The blues was, is, a form: 12 bars, three chords, simple – eh? But it’s about feeling, intensity, space and swing. In Chicago in the 50’s they had little amplifiers, a double bass, small kit, and a rough sound. Listen to Buddy Guy’s ‘First Time I Met the Blues’ with his anguished yelps and frenetic guitar, or Howlin’ Wolf growling out ‘Goin’ Down Slow’ – and you get the picture.

Anyway – we (Ska Toons, that is – what were WE doing there?) are in the beer tent: local band. We go on after The Contenders finish their set with a driving version of Talking Heads’ ‘Life During Wartime’, still wondering what this crowd are going to make of an eight-piece jazz-ska band. And, extraordinarily, the beer’n’blues audience tap their feet, nod their heads, drink their beer, a few dance. All smiles. We finish and the sound man signals ‘Off’. We get off stage. The crowd are still calling for an encore. The sound man signals ‘All Right – Encore If You Like’. We blast through a fast ‘Monkey Man’ and leave. And yes, we did play a blues:  ‘Night Train’.

The sky is very blue, and the sea a lovely milky turquoise, glittering in the late May sun. I’m waiting for the Madeira Tower lift, topped with a peeled globe, dolphins and a scaly roof, and it’s taking me down into Concorde2, Brighton’s music venue on Madeira Drive.

I’ve been back in the UK for 24 hours, and I’m feeling fine after the flight from Tokyo.

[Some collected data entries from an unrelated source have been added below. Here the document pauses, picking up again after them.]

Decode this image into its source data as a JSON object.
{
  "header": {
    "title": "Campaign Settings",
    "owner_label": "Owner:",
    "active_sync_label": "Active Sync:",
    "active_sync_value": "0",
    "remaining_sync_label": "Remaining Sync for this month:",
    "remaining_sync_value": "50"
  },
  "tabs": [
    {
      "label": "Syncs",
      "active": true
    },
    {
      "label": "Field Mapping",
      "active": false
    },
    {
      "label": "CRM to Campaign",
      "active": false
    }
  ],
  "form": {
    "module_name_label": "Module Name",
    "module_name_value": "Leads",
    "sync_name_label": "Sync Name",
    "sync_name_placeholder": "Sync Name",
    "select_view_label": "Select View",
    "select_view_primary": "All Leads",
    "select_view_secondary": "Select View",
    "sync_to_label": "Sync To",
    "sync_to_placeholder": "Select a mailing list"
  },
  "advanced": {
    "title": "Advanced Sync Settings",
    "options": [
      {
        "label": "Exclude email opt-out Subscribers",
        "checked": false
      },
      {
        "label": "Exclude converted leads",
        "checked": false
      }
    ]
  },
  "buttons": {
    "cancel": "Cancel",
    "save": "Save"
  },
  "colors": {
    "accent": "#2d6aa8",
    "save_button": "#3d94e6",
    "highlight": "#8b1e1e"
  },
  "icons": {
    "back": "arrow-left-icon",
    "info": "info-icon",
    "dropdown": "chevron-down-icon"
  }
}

Nervous, though: tonight is Ska Toons’ Ska-Kestra gig. It’s our annual big-band gig, featuring at least twenty musicians, in the Brighton Festival. We soundcheck, and it sounds terrific out front. Then we adjourn for coffee and cake to the café on the beach.

There’s a big crowd queueing at the door, and an excited buzz backstage. Helen’s nervous as well, so we wind each other up, enjoying getting rather hysterical. DJ Amma has got the crowd sweating, and they roar as The Ska-Kestra troops on stage. The band kicks into our opener – ‘Garden of Love’ – with the fifteen horns punching out the tune.  And the crowd are dancing, and they don’t stop.

Finally, Helen and I are cheek-to-cheek, sharing one microphone, singing the rousing closer, All Of My Life, and dancing. Heaven.